India’s fight against COVID - the Success Story

-- Anamika T.K, 4-E, Indian learners’ Own Academy

Thursday, January 12, 2023

The COVID-19 pandemic has exposed us to a health and humanitarian crisis where gaps in healthcare systems, government policies and personal behaviour have pushed us to a point where our Right to Life has been threatened. A collaborative effort between the government, civil society organizations and individuals is the only way to overcome this unprecedented crisis, co-creating a future where every child enjoys life in all its fullness. At the beginning of the year, India seemed to be winning the battle against the pandemic with daily cases as low as 9,000 in February, but it was only a brief triumphant euphoria.
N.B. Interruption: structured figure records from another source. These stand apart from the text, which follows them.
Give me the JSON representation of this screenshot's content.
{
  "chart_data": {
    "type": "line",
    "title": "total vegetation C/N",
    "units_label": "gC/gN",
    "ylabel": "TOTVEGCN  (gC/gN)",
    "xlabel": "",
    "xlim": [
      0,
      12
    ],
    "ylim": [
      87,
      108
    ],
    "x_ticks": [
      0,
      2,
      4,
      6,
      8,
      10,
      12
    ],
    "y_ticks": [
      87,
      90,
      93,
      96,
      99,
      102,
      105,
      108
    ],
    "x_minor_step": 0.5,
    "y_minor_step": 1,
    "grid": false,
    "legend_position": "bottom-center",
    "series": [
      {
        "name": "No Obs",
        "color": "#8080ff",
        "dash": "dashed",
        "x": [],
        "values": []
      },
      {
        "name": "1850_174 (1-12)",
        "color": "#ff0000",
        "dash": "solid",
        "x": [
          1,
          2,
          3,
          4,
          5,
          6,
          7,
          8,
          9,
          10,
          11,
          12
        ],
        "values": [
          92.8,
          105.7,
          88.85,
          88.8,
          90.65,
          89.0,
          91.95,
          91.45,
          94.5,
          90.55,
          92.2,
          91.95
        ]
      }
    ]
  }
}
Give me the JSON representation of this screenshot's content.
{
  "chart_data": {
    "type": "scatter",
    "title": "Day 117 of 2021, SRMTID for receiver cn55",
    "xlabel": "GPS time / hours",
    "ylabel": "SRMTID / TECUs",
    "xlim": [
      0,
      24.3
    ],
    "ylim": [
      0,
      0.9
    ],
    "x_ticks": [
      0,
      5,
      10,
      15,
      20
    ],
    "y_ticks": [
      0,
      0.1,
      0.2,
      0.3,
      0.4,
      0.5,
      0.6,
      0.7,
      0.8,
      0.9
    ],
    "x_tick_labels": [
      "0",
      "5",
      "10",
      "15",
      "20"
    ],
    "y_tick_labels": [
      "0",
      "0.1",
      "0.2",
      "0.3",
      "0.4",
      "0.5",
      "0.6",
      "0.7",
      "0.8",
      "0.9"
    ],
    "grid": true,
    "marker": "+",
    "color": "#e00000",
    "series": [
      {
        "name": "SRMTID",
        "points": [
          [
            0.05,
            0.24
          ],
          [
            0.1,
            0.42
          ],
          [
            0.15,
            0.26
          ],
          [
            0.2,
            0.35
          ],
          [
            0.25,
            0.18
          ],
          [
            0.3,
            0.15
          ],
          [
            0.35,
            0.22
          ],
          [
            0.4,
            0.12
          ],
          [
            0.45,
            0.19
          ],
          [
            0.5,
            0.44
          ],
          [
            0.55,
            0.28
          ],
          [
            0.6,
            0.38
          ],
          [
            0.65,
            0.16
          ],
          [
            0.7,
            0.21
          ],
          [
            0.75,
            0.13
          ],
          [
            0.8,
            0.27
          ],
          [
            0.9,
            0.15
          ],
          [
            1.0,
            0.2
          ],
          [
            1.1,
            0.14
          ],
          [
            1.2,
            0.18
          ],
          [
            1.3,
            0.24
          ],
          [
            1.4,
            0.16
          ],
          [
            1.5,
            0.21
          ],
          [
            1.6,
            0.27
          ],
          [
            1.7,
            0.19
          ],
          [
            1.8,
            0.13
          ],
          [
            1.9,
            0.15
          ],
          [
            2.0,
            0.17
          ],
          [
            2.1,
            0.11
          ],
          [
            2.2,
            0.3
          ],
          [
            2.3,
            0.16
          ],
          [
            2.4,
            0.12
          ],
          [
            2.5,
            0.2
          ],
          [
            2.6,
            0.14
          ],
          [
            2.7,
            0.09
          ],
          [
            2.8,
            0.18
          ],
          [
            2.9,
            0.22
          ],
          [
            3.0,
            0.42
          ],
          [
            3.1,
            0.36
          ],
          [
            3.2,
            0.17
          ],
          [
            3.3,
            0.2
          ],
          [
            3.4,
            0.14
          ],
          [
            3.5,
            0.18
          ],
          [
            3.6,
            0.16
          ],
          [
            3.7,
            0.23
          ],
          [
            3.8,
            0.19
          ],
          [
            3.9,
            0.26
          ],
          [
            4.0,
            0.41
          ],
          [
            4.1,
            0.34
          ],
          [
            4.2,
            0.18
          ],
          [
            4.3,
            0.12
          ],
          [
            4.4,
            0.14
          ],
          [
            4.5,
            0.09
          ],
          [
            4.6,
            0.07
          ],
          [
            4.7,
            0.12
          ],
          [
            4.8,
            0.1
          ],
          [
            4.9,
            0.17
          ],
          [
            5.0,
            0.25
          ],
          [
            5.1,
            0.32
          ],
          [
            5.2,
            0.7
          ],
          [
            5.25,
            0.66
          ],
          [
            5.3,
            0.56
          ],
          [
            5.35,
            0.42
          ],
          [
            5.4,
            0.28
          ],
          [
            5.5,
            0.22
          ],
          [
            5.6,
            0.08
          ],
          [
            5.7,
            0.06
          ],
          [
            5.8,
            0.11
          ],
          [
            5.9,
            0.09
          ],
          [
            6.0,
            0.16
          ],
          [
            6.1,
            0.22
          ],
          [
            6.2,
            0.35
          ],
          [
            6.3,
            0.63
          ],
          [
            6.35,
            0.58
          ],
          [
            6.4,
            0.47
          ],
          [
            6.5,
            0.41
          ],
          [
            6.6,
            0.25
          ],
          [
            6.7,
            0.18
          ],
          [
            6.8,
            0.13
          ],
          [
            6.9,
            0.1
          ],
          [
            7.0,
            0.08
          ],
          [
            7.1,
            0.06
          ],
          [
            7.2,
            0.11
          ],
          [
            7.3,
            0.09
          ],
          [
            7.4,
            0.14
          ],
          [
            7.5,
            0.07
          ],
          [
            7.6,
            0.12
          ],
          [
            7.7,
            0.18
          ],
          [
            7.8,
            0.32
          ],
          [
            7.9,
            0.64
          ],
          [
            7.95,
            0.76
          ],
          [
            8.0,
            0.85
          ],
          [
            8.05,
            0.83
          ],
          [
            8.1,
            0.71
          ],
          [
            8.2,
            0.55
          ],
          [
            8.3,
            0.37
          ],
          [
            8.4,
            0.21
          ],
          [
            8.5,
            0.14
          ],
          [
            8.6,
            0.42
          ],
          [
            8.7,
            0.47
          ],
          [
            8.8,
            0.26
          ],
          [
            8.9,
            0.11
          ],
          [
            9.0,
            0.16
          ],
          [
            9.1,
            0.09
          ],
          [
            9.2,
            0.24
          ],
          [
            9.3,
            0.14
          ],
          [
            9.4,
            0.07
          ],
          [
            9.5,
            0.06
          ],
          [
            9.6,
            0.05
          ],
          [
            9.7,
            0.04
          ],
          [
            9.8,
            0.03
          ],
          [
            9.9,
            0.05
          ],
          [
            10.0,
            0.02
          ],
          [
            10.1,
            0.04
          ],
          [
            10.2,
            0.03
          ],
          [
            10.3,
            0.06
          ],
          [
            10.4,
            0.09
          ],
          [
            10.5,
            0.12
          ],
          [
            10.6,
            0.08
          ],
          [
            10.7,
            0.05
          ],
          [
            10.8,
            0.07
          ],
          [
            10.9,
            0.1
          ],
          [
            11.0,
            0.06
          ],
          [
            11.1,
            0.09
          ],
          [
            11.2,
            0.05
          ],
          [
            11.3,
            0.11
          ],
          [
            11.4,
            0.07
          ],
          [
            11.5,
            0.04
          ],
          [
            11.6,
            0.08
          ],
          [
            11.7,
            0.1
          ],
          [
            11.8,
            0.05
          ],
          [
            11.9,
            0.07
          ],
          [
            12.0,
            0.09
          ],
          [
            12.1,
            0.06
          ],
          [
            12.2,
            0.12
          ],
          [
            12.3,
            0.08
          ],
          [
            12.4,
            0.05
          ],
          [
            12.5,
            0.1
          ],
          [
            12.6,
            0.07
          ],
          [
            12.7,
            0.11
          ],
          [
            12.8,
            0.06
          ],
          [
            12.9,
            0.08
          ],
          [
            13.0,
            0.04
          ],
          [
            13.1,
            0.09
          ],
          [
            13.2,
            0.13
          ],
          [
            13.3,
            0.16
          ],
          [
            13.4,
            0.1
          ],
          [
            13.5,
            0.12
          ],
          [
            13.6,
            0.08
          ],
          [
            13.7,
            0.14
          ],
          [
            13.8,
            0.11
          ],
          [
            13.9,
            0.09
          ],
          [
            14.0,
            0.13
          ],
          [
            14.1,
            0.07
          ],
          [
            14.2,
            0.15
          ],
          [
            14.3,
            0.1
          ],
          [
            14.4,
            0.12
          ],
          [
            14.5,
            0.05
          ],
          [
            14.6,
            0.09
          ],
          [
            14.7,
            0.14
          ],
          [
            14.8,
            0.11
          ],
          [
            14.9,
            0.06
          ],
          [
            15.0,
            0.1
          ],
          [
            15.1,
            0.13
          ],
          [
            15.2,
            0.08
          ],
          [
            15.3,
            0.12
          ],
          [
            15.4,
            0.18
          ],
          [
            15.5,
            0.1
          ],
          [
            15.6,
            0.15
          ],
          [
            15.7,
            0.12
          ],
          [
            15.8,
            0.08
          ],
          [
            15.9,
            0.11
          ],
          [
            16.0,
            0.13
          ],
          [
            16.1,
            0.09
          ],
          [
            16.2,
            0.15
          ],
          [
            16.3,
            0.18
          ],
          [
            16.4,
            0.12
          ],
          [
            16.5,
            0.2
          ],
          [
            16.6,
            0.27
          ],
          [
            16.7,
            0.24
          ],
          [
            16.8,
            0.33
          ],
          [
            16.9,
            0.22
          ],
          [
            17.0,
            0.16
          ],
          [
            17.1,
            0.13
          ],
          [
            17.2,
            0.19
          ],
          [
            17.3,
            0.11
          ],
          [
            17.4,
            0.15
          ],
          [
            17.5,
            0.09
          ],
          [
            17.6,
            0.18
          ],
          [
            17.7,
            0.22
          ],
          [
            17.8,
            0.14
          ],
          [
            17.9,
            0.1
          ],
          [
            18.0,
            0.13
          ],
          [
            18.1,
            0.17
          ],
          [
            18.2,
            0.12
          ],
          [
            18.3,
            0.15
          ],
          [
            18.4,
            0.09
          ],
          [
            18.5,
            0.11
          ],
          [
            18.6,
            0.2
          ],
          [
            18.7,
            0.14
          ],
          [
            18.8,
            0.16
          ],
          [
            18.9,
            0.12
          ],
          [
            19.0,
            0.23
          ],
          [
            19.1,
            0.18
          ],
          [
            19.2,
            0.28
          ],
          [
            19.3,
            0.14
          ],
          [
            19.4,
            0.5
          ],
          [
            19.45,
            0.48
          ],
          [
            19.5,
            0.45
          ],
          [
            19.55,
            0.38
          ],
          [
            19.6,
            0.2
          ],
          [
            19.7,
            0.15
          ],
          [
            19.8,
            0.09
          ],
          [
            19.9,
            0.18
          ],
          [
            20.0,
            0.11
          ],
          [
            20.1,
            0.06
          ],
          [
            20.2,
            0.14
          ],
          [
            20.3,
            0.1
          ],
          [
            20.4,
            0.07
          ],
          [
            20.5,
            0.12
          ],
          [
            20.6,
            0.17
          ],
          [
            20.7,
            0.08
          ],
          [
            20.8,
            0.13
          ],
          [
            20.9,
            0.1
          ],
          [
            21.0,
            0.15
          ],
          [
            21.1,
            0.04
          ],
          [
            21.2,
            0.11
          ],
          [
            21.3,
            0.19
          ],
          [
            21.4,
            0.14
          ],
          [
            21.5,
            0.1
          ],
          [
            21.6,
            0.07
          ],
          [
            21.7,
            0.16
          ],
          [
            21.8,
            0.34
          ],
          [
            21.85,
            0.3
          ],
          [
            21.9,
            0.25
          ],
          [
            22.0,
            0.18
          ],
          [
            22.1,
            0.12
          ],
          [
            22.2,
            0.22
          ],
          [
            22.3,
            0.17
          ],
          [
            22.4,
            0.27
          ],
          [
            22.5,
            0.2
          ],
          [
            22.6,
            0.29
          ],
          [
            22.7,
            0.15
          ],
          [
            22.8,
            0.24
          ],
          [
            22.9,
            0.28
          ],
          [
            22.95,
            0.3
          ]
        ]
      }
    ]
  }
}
The devastating second wave of the pandemic, caused by more virulent strains (both imported and indigenous), abandonment of COVID-19 protocols by a large population, and ‘super-spreader’ mass gatherings, has stretched India’s long-underfunded healthcare system. In a short span of eight weeks, India’s daily caseloads reached an average of over 300,000 cases per day, with a new record of daily infections on 6 May, and with only a little over 2% of the 1.3 billion population fully vaccinated, the danger of more numbers of people getting infected and further possible COVID-19 waves looms large over India and its healthcare system.The national lockdown was tightly enforced and has been described as one of the harshest in the world. Since late June, the lockdown has been lifted in stages and has transitioned to state-level lockdowns that have been largely reactive to local caseloads at any given time. Some form of restrictions on movement exists in most states. However, universal adherence to masking and social distancing has been difficult to enforce, and compliance has varied across states and districts.

With 8.5 hospital beds per 10,000 people and eight physicians per 10,000 patients, the country’s healthcare sector is highly under-equipped to effectively respond to the existing and impending crisis. Many incidences like Ashmitha’s will continue to echo across India if we do not address this emergency on a war footing. Hospitals in India are currently running short of beds, oxygen and overstretched healthcare staff.

In the initial phase of the second wave, the cities were the worst affected, but now the caseloads are quickly rising in rural India. This is a major cause of concern as the healthcare infrastructure in the rural areas are inadequately equipped to deal with a pandemic of this scale, pushing the rural population to seek medical attention in the cities, further exacerbating the healthcare system in the urban areas. The Indian constitution guarantees Right to Life for all citizens and this very right is threatened by the crisis, particularly for the most vulnerable and marginalized sections of society. The government of India has already called the civil society organizations to join hands in fighting this pandemic so that this constitutional right is guarded.

We should stay together to overcome such pandemics in the future.